10 novembre 2004
De la cage de verre

Doucement je me nourris. Tranquillement je marche, en faisant attention à mon estomac barbouillé. La journée passe. Dans ce temps immobile, j'aurai voulu être chez moi, à La Dolphine. Mais je suis ici au perchoir. Alors que la femme de ménage frotte, j'essaie de ne pas être sur son chemin. En après-midi quelqu'un m'a fâchée au téléphone. J'ai élevé le ton. J'imagine que c'est le signal que je suis en voie d'être sortie de maladie. À preuve, j'ai cuisiné avec cette viande qui m'attendait depuis deux jours au frigo. Le plat est succulent: de la cuisse de porc coupée en morceaux cuite en cocotte, salée, caramelisée, avec des oeufs cuits durs qui brunissent au contact de la sauce. Servi avec du riz blanc fraîchement étuvé, c'est un plat que l'on appelle du "comfort food". Il paraît que je l'ai particulièrement réussi ce soir. Ma petite maisonnée mange avec appétit.

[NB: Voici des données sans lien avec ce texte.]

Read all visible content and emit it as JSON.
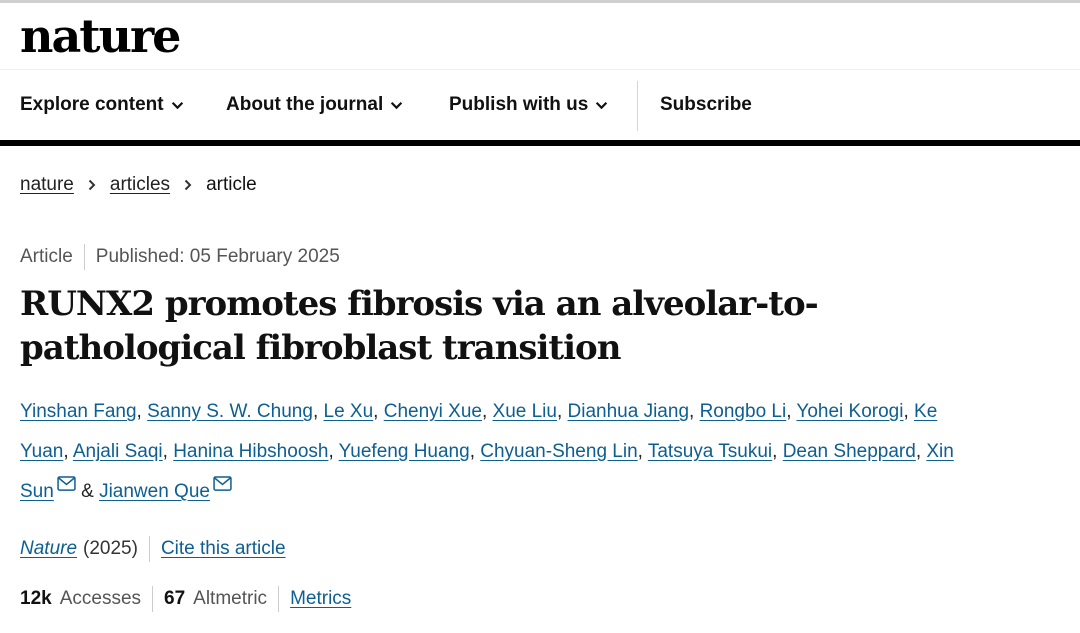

Ce soir, j'ai une réunion pour mes affaires collectives. Une deuxième réunion qui avance à grands pas. À la deuxième réunion, bien sûr, la cohésion s'installe. Débat d'idées, et solutions pratiques. Je suis bien guérie du virus des derniers jours. Dans cette tour du centre-ville, je vois des gens quitter leurs bureaux à 21h. Quelle vie! D'autres se font livrer une pizza. Le livreur doit bien sûr attendre dans le grand hall avec le gardien de sécurité, le temps qu'un bonhomme descend de cinquante étages plus haut, en bras de chemise, pour payer et prendre livraison. Pendant ce temps-là, une petite femme blonde passe en disant au revoir au gardien de sécurité et : "À lundi, parce que je vais à Toronto demain!". Elle tire sa valise sur roulettes déjà, j'espère qu'elle ne va pas dormir avec ses dossiers à l'aéroport. Une autre jeune femme passe avec son porte-documents, son "laptop" et son sac à lunch. Deux autres personnes, un homme et une femme, présentent leur carte de sécurité, avant de partir avec leurs valises sur roulettes aussi.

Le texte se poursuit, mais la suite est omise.